Human and infrastructure resources available locally are likely to influence whether services are multi-disciplinary or interdisciplinary, gathered on one site or operated at multiple sites. The principle that all services are accessible to all consumers on an equitable basis must be recognised as fundamental. "Accessible" includes physical access, timeliness, and the right information at the right time. For example, medical and allied health staff must be able to communicate effectively with people who cannot see directional gestures or see to read the written word. Auxiliary aids and services are required to make written communications readable by people who read through braille, electronic text, large print, or audio. The experience of Foundation members is that unless their needs are anticipated at the very start of service planning, those needs are easily overlooked. And yet service design which incorporates an awareness of sensory disabilities meets the needs of people who are temporarily impaired through disease or accident, or of an ageing population which experiences increased vision and hearing loss.
Some characteristics of an inclusive service
- staff are professionally developed to understand and respond to the needs of a consumer who lives every day as someone blind, deafblind, or vision impaired
- blind, deafblind, and vision-impaired people are safe in the service environment (e.g. staff know how to guide someone safely and can impart essential information in a non-visual way;
- emergency planning follows the inclusive principles outlined in the Ministry of Health's National Health Emergency Plan 2005)
- clinical and other settings model the inclusion of disabled people as employed service professionals; and
- accessible formats (e.g. braille, audio, large print, electronic text) are provided immediately upon request.

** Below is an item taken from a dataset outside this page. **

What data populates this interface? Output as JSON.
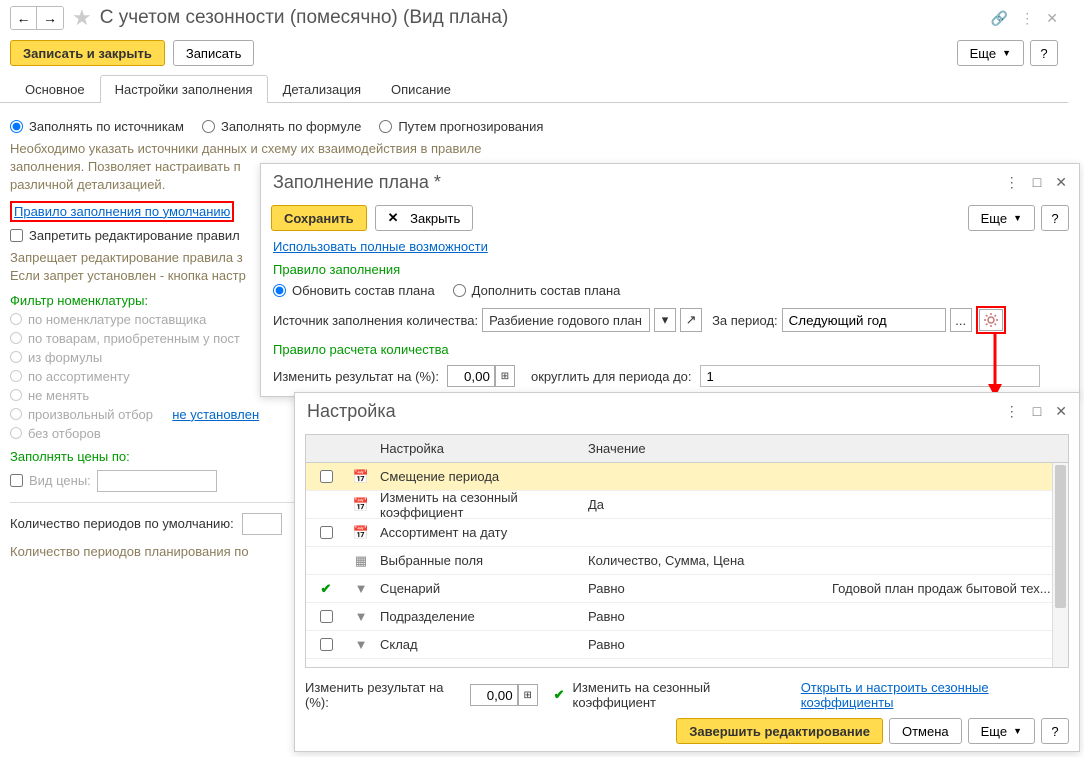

An inclusive service might be one that uses providers such as the Foundation to assist in policy development, staff training, and service design.
Working together
The Foundation agrees that there needs to be "a systemic, sector-wide approach to health and medical workforce development". Health and social workers should be able to accept that people are not necessarily unwell because they live with a disability. Service delivery design must ensure that disabled people are not excluded from using medical and health services.
Including a wider range of stakeholder perspectives in health sector planning would mean that the unique needs of people with sensory disability are better catered for. For instance, the experiences of blind, deafblind and vision-impaired consumers could be embedded into all partnership agreements for developing and contracting health and rehabilitation services at the local level. Improved access to appropriate vision services across the country would support a range of actions relevant to the health of older people, helping district health boards to deliver effectively on their administrative responsibility for primary health care and population health goals.
The Foundation sees a place for organisations representative of disabled consumers in the process of "redefining and renegotiating roles" and thereby gaining "a new mandate from the public".